Away from the river, wild mountain landscapes make for excellent hiking, the prime spots being Anhui’s Huang Shan, followed by Zhangjiajie National Forest Reserve in Hunan’s far west. Pilgrims also have a selection of Buddhist and Taoist holy mountains to scale – Hubei’s Wudang Shan is outstanding – and less dedicated souls can find pleasant views at the mountain resort town of Lushan in Jiangxi.
In theory, getting around isn’t a problem, as high-speed rail lines and highways link all but the remotest of corners. Autumn is probably the most pleasant time of year, though even winters are generally mild, but near-constant rains and consequential lowland flooding plague the summer months.
The demise of the Yangzi river dolphin
The baiji, or Yangzi river dolphin (白鲫豚, báijì tún), was once a common sight along the middle Yangzi, and one of only four freshwater dolphin species worldwide.

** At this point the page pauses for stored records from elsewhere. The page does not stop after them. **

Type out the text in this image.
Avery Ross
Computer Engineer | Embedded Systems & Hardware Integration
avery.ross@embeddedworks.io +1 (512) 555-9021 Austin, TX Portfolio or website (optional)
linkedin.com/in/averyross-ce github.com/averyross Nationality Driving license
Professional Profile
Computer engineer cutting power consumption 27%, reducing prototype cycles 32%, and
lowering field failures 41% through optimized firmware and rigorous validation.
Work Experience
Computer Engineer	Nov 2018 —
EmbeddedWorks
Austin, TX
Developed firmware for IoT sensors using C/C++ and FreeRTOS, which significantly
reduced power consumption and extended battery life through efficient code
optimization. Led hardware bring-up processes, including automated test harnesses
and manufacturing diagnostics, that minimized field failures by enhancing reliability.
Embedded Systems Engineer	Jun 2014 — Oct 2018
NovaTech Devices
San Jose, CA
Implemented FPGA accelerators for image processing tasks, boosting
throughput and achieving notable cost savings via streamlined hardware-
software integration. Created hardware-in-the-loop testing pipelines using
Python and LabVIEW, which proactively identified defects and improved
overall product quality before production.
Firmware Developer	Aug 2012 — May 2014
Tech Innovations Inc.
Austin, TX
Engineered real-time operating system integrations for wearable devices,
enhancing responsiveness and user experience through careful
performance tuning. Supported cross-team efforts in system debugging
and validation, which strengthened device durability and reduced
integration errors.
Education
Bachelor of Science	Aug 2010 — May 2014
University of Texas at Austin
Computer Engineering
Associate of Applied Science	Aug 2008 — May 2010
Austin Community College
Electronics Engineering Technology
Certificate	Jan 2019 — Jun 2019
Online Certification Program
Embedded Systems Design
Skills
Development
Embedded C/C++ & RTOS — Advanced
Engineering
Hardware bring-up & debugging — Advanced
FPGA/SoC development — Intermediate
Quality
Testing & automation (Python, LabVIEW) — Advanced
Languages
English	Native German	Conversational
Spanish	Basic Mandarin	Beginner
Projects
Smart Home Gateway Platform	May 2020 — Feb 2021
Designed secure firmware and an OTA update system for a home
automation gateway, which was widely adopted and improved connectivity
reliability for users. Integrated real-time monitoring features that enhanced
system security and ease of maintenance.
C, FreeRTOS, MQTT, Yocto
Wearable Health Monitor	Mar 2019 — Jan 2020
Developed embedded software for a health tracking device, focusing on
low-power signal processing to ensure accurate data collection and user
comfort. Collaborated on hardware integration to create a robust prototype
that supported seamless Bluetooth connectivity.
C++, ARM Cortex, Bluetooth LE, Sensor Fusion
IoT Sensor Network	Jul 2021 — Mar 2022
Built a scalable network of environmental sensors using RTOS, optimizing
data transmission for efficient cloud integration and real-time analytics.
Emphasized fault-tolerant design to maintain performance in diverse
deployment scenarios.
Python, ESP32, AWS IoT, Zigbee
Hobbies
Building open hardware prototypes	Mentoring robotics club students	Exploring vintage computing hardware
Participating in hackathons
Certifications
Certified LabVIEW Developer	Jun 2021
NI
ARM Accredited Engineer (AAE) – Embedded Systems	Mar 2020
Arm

The animals – 2.5m long, with a long thin snout and a stubby dorsal fin – were seen as a good omen by fishermen, lending their name to Anhui’s Baiji beer, which had their Latin name, Lipotes vexillifer, stamped on the bottle cap. But as China’s population expanded, new forms of fishing, industrial pollution, river traffic and dam projects quickly decimated the numbers of sonar-guided baiji. A six-week, 3200km survey in 2006 failed to find a single dolphin and they have since become the first aquatic mammal to be declared functionally extinct for the past 50 years.